Monday, August 31, 2009

Birthdays

When you're a mom, birthdays have different meaning. Funny thing is, your birthday doesn't really mean too much. You still have to wake up in the morning, go to work, get the kids to school -- just like any other day. I told my son that today was my birthday. He didn't care too much. He just looked at me like I had vines growing from my head and went about doing his own thing. But I do appreciate what my mother did for me on this day. She carried me for 10 months, went through child birth and did the whole mommy thing for me.

I will relish in the fact that today is my birthday and I can do what I want. I will eat what I want. I will be thankful for another wonderful year of life. And, if I'm lucky, I'll get a homemade card.

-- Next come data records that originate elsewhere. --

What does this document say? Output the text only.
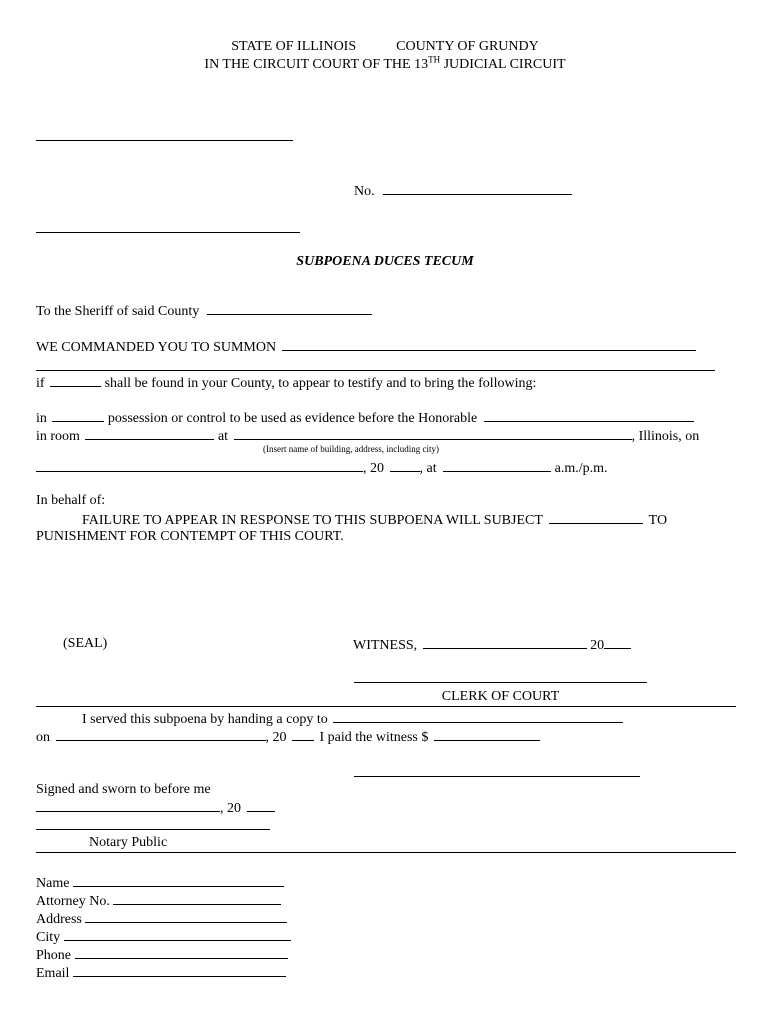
STATE OF ILLINOIS	COUNTY OF GRUNDY
IN THE CIRCUIT COURT OF THE 13TH JUDICIAL CIRCUIT
No.
SUBPOENA DUCES TECUM
To the Sheriff of said County
WE COMMANDED YOU TO SUMMON
if	shall be found in your County, to appear to testify and to bring the following:
in	possession or control to be used as evidence before the Honorable
in room	at	, Illinois, on
(Insert name of building, address, including city)
, 20	, at	a.m./p.m.
In behalf of:
FAILURE TO APPEAR IN RESPONSE TO THIS SUBPOENA WILL SUBJECT	TO
PUNISHMENT FOR CONTEMPT OF THIS COURT.
(SEAL)	WITNESS,	20
CLERK OF COURT
I served this subpoena by handing a copy to
on	, 20 I paid the witness $
Signed and sworn to before me
, 20
Notary Public
Name
Attorney No.
Address
City
Phone
Email
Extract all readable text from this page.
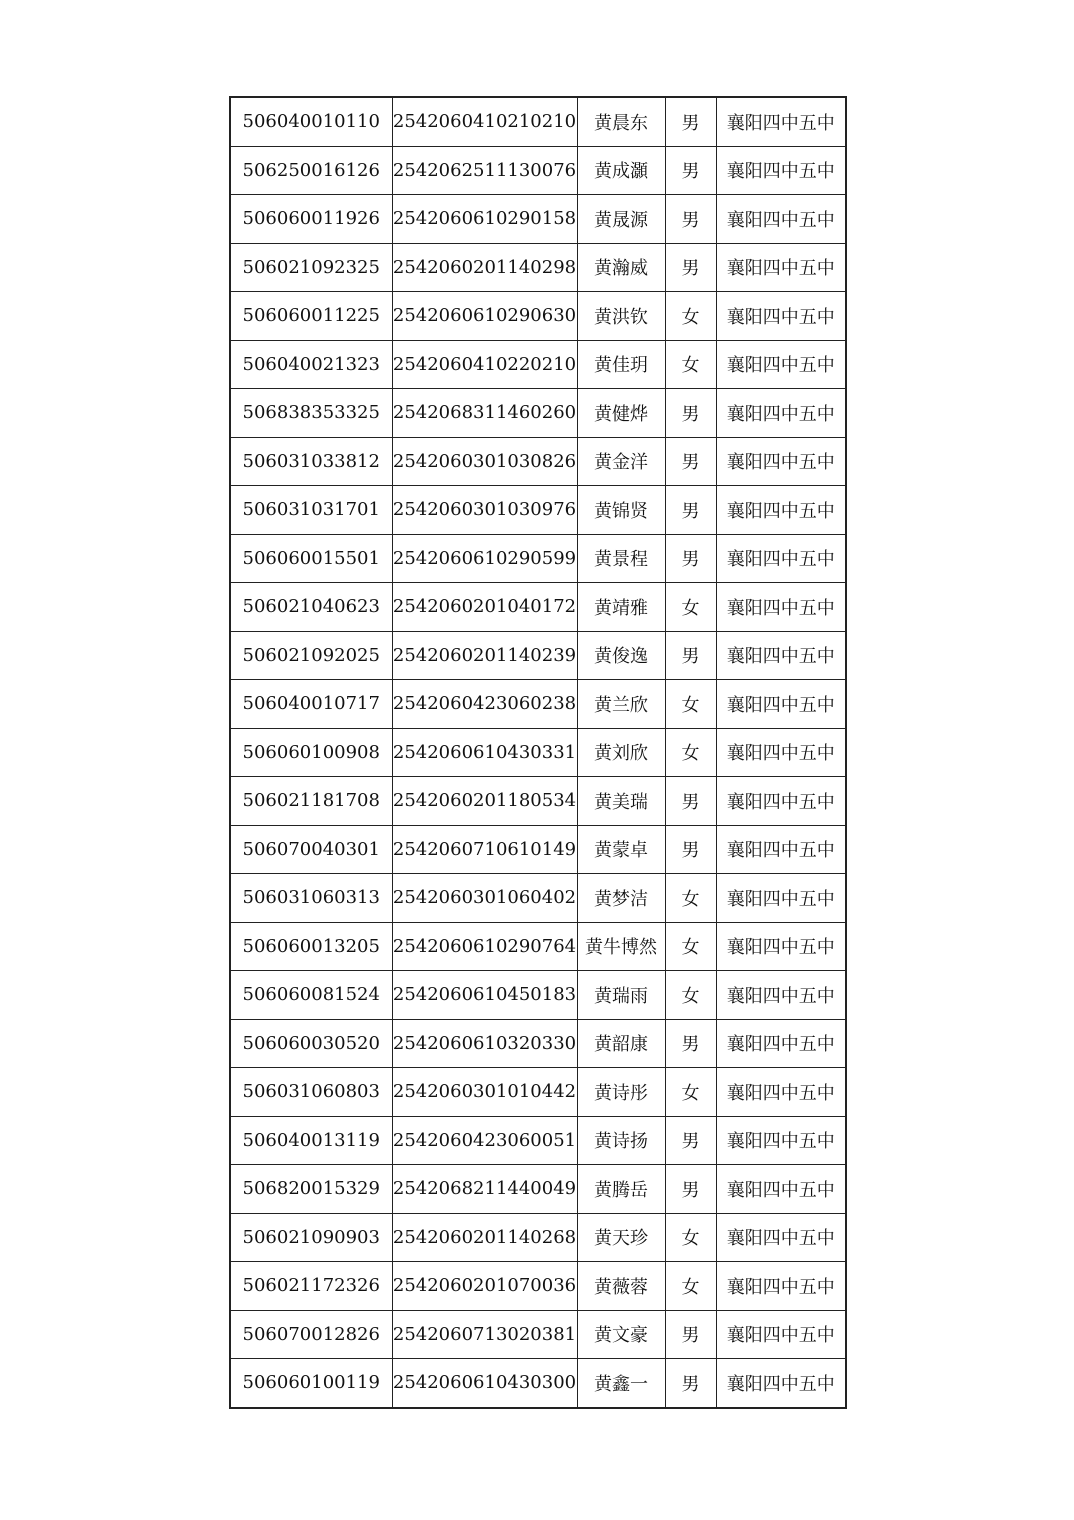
506040010110	2542060410210210	黄晨东	男	襄阳四中五中
506250016126	2542062511130076	黄成灝	男	襄阳四中五中
506060011926	2542060610290158	黄晟源	男	襄阳四中五中
506021092325	2542060201140298	黄瀚威	男	襄阳四中五中
506060011225	2542060610290630	黄洪钦	女	襄阳四中五中
506040021323	2542060410220210	黄佳玥	女	襄阳四中五中
506838353325	2542068311460260	黄健烨	男	襄阳四中五中
506031033812	2542060301030826	黄金洋	男	襄阳四中五中
506031031701	2542060301030976	黄锦贤	男	襄阳四中五中
506060015501	2542060610290599	黄景程	男	襄阳四中五中
506021040623	2542060201040172	黄靖雅	女	襄阳四中五中
506021092025	2542060201140239	黄俊逸	男	襄阳四中五中
506040010717	2542060423060238	黄兰欣	女	襄阳四中五中
506060100908	2542060610430331	黄刘欣	女	襄阳四中五中
506021181708	2542060201180534	黄美瑞	男	襄阳四中五中
506070040301	2542060710610149	黄蒙卓	男	襄阳四中五中
506031060313	2542060301060402	黄梦洁	女	襄阳四中五中
506060013205	2542060610290764	黄牛博然	女	襄阳四中五中
506060081524	2542060610450183	黄瑞雨	女	襄阳四中五中
506060030520	2542060610320330	黄韶康	男	襄阳四中五中
506031060803	2542060301010442	黄诗彤	女	襄阳四中五中
506040013119	2542060423060051	黄诗扬	男	襄阳四中五中
506820015329	2542068211440049	黄腾岳	男	襄阳四中五中
506021090903	2542060201140268	黄天珍	女	襄阳四中五中
506021172326	2542060201070036	黄薇蓉	女	襄阳四中五中
506070012826	2542060713020381	黄文豪	男	襄阳四中五中
506060100119	2542060610430300	黄鑫一	男	襄阳四中五中
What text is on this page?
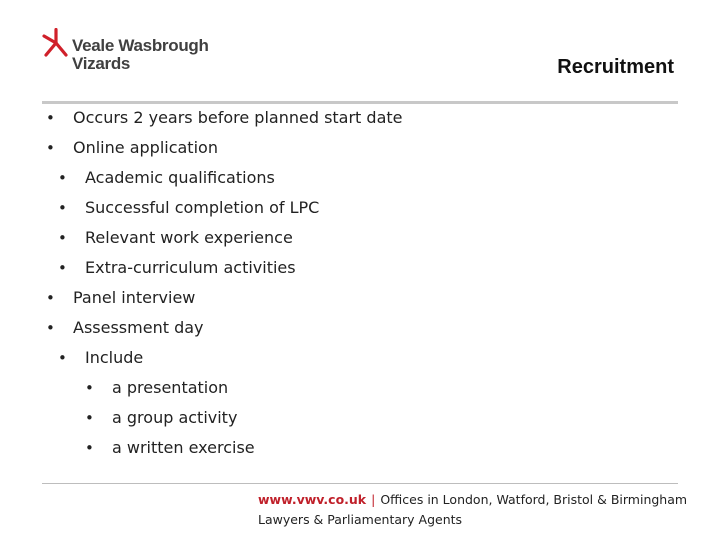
Veale Wasbrough
Vizards	Recruitment
• Occurs 2 years before planned start date
• Online application
• Academic qualifications
• Successful completion of LPC
• Relevant work experience
• Extra-curriculum activities
• Panel interview
• Assessment day
• Include
• a presentation
• a group activity
• a written exercise
www.vwv.co.uk | Offices in London, Watford, Bristol & Birmingham
Lawyers & Parliamentary Agents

So, here's to year 31. I wouldn't trade the last 30 for anything.

Friday, August 28, 2009

Overwhelmed and Grossly Underpaid

Ever get the feeling that the people at work know just how stressed you are at home and want to seek revenge on you? That's how I've felt all week.

I feel like everything at home just keeps stacking up. There are just not enough hours in the day to get everything done and still have an ounce of sanity. Laundry, groceries, dishes, toys and pretty much everything else have been piling up. I don't get paid to do those things!

Breathe.

Tomorrow is Saturday. I want to have fun. Instead I will be catching up on all things in the pile. Let's hope the kids and the husband cooperate.

Thursday, August 27, 2009

At the End of the Day

My day at work was just plain bad. Not only was I highly annoyed with everyone's hair on fire at work, but I got "reprimanded" for something that had NOTHING to do with me. Nothing like getting a finger pointed in the wrong direction. So, as I put out all the fires and turn the fingers away from me and pointing to the REAL problem I find myself in a funk.

I stewed all day at about the assinine requests and allegations. But as I arrived at the daycare to pick up the kids it all went away. I was greeted by my son with a big hug. The big squeezy kind that really mean they missed you. And a big "Hiiiiiiiiiii" from my 13-month-old daughter.

Life was good again. But I do not look forward to another day at work!

Tuesday, August 25, 2009

Back to School

My oldest son is now 4 and started Voluntary Pre-Kindergarten (VPK). He hated it. Apparently it wasn't the teacher. It wasn't his classmates. It was because he had hiccups. My youngest, who is now 13 months old, woke up three times in the middle of the night. Who knows what that means. Is it just me - or do you kinda like the "school year?" It definitely makes you get into a routine and makes life relatively normal. Now if I could only sync up a good dinner schedule, working out and time to do laundry we'll be set.